Though the determination and amount and duration of maintenance
rest within the discretion of the trial court, the appellate
court concluded that the circuit judge erroneously exercised
discretion by considering the premarital relationship when it
made its maintenance determination. The court relied primarily
upon Greenwald v. Greenwald, 154 Wis. 2d 767, 454 N.W.2d
34 (Ct. App. 1990), wherein it held as a matter of law that a
trial court may not consider premarital contribucontributions
in its maintenance and property division determinations.
The appellate court also addressed the wife's claim of
unjust enrichment based upon her support of her husband while
he obtained his undergraduate and medical degrees, most of which
occurred prior to their marriage. Her husband graduated from
medical school one year after the parties were married and he
thereafter began his residency program.
In Wisconsin "unmarried cohabitants may raise claims
based upon unjust enrichment following the termination of their
relationship where one of the parties attempts to retain an unreasonable
amount of the property acquired through the efforts of both."
Watts v. Watts, 137 Wis. 2d 506, 532-33, 405 N.W.2d 303
(1987).

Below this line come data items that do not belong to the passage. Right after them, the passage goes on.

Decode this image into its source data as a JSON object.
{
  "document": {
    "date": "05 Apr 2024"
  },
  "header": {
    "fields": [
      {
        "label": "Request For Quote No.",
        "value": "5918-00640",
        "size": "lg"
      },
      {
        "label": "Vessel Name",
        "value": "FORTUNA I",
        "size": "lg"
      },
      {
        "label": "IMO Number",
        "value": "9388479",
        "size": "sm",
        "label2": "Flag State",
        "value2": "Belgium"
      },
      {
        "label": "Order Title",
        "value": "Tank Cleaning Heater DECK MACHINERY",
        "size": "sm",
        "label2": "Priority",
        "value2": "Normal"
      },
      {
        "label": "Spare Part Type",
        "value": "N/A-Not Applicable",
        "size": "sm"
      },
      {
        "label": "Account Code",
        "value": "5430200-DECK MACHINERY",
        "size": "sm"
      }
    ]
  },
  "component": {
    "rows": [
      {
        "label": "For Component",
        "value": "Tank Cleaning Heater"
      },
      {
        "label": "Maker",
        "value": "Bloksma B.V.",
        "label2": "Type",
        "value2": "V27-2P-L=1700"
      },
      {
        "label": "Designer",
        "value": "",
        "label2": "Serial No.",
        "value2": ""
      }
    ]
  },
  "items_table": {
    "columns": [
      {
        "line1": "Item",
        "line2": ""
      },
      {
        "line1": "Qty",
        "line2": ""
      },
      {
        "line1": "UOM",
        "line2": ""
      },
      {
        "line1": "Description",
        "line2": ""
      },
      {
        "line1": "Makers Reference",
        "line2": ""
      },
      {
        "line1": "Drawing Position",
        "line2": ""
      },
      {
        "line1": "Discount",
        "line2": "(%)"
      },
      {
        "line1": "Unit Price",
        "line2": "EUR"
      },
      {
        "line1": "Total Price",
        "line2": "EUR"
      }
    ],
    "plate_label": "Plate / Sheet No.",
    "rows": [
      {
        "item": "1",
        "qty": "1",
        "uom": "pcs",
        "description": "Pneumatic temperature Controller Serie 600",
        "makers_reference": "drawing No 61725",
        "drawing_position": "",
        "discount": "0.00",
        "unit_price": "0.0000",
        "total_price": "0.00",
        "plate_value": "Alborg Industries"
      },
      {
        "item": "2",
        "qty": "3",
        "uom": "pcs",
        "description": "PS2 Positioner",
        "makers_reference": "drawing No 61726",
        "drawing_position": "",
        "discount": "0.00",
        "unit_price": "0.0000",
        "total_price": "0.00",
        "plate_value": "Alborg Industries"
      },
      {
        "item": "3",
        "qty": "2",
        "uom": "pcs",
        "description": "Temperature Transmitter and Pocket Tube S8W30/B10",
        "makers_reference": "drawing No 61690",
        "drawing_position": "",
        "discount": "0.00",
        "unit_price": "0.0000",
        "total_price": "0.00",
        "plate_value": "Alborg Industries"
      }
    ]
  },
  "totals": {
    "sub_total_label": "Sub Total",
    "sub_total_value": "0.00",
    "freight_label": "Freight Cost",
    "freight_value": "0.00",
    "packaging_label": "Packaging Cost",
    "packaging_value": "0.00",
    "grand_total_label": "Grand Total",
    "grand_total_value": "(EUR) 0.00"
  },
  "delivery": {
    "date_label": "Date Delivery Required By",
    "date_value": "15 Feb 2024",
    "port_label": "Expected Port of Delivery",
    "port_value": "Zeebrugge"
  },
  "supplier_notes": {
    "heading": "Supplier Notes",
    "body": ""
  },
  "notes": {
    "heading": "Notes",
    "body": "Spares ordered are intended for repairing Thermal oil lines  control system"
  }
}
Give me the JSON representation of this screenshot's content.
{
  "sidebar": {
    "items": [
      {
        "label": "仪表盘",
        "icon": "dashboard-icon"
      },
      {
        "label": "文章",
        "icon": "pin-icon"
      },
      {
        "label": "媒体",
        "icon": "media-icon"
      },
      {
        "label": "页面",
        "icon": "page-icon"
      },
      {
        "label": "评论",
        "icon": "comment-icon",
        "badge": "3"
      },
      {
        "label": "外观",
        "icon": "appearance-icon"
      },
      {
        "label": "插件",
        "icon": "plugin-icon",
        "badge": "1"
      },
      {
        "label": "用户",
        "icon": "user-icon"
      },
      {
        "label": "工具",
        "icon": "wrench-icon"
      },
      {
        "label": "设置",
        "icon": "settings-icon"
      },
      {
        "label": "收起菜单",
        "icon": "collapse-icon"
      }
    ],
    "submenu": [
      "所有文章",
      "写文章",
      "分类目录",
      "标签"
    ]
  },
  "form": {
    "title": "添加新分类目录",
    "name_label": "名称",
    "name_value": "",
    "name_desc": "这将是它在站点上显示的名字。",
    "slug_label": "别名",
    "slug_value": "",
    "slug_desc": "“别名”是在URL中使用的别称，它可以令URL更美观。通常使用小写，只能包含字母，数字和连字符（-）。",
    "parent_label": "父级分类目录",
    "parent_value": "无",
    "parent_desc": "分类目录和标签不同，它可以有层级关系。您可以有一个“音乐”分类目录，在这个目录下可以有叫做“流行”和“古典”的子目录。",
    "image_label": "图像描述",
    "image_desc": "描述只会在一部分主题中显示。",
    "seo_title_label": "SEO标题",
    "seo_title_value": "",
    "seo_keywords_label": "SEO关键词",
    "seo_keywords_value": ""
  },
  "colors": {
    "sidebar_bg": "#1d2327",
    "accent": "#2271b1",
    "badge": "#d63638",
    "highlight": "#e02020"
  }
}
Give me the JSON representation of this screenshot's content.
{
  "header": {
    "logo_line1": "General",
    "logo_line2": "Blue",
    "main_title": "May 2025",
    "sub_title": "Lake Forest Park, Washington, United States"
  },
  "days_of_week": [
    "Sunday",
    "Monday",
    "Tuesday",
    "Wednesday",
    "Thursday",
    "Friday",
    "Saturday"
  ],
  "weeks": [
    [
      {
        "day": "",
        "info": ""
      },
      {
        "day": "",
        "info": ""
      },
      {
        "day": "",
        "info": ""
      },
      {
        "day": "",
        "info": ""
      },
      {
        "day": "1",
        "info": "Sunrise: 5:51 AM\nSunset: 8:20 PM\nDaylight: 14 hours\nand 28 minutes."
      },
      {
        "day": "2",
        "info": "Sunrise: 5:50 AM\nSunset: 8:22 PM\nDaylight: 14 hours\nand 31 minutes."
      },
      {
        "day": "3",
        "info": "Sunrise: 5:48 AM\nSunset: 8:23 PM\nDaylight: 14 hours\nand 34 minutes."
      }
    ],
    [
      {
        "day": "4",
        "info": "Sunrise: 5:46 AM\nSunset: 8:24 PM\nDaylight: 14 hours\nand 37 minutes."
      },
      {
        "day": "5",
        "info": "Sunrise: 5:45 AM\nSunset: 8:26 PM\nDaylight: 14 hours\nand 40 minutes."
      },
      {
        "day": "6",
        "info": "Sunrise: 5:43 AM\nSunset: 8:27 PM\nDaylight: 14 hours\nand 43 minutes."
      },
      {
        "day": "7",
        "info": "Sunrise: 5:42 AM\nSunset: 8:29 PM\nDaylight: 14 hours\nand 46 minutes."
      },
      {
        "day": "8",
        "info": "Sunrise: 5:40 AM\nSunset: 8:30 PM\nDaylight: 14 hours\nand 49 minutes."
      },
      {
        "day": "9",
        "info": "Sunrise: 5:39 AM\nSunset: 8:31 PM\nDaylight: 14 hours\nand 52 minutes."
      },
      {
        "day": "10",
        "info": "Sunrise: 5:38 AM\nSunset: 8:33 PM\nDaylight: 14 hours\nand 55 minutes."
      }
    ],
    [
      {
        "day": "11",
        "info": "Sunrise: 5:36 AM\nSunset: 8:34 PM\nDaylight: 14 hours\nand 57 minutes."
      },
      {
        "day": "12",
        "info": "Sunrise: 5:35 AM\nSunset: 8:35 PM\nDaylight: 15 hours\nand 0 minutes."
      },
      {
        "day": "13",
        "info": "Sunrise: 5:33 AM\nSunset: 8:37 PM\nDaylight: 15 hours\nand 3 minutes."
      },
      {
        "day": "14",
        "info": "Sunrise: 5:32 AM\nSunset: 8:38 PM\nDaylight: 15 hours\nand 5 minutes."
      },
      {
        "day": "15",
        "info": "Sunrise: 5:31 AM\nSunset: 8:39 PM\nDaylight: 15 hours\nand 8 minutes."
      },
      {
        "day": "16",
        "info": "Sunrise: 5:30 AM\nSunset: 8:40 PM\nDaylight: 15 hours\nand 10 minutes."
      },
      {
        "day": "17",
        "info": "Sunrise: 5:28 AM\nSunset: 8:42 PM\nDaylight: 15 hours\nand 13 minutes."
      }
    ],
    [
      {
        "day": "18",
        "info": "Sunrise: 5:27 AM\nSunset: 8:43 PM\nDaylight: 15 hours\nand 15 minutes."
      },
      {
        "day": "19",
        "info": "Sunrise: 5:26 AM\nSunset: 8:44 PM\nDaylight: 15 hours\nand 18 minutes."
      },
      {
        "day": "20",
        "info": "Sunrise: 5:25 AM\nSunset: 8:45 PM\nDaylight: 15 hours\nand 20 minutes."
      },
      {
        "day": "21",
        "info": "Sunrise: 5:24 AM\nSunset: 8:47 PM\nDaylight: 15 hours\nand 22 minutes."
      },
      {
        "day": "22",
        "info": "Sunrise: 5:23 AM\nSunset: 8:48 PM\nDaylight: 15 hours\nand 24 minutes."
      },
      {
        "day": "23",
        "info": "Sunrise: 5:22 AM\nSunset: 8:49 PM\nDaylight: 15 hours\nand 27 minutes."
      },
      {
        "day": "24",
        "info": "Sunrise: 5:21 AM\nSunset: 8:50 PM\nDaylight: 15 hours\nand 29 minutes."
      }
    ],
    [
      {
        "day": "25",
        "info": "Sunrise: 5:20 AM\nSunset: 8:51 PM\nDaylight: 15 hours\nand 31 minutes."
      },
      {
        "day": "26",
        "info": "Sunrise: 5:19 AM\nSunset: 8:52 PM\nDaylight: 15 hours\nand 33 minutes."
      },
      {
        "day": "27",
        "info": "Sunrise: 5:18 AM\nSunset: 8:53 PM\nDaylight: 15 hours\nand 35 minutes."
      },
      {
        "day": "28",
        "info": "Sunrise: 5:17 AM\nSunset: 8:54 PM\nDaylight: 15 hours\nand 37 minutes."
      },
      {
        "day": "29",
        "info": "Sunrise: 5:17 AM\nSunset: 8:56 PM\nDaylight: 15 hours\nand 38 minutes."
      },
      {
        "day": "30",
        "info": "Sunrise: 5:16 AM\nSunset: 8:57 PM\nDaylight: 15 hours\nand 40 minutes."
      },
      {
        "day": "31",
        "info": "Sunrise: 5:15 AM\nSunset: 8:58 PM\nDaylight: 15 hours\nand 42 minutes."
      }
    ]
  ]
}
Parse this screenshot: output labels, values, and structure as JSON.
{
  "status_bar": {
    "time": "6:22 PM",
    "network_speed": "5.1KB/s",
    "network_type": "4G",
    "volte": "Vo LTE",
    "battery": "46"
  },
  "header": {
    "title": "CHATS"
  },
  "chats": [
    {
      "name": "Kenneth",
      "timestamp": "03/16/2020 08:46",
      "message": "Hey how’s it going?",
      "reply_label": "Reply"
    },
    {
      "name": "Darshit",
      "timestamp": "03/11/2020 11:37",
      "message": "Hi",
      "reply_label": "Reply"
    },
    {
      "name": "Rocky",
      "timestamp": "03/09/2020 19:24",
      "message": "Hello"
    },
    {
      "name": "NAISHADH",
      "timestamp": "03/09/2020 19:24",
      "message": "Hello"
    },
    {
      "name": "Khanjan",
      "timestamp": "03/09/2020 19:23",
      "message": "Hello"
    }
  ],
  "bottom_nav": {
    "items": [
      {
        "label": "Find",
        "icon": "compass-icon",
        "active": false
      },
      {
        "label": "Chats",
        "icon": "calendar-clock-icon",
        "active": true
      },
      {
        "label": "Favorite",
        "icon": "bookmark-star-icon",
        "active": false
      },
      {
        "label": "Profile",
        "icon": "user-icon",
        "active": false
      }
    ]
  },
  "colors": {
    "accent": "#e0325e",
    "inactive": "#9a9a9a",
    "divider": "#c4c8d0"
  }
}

In a nonmarital cohabitation situation, for the complaining
party to recover under an unjust enrichment claim, he or she
must demonstrate: 1) an accumulation of assets, 2) acquired through
the efforts of the claimant and the other party, and 3) retained
by the other party in an unreasonable amount.
The husband in this case argued that his wife's unjust
enrichment claim could not succeed because she has not shown
an accumulation of assets, pointing out that the claim was based
on her support while he obtained a medical degree. The appellate
court agreed with him that a degree is not an asset for purposes
of an unjust enrichment claim.
Judge Deininger filed a dissenting opinion.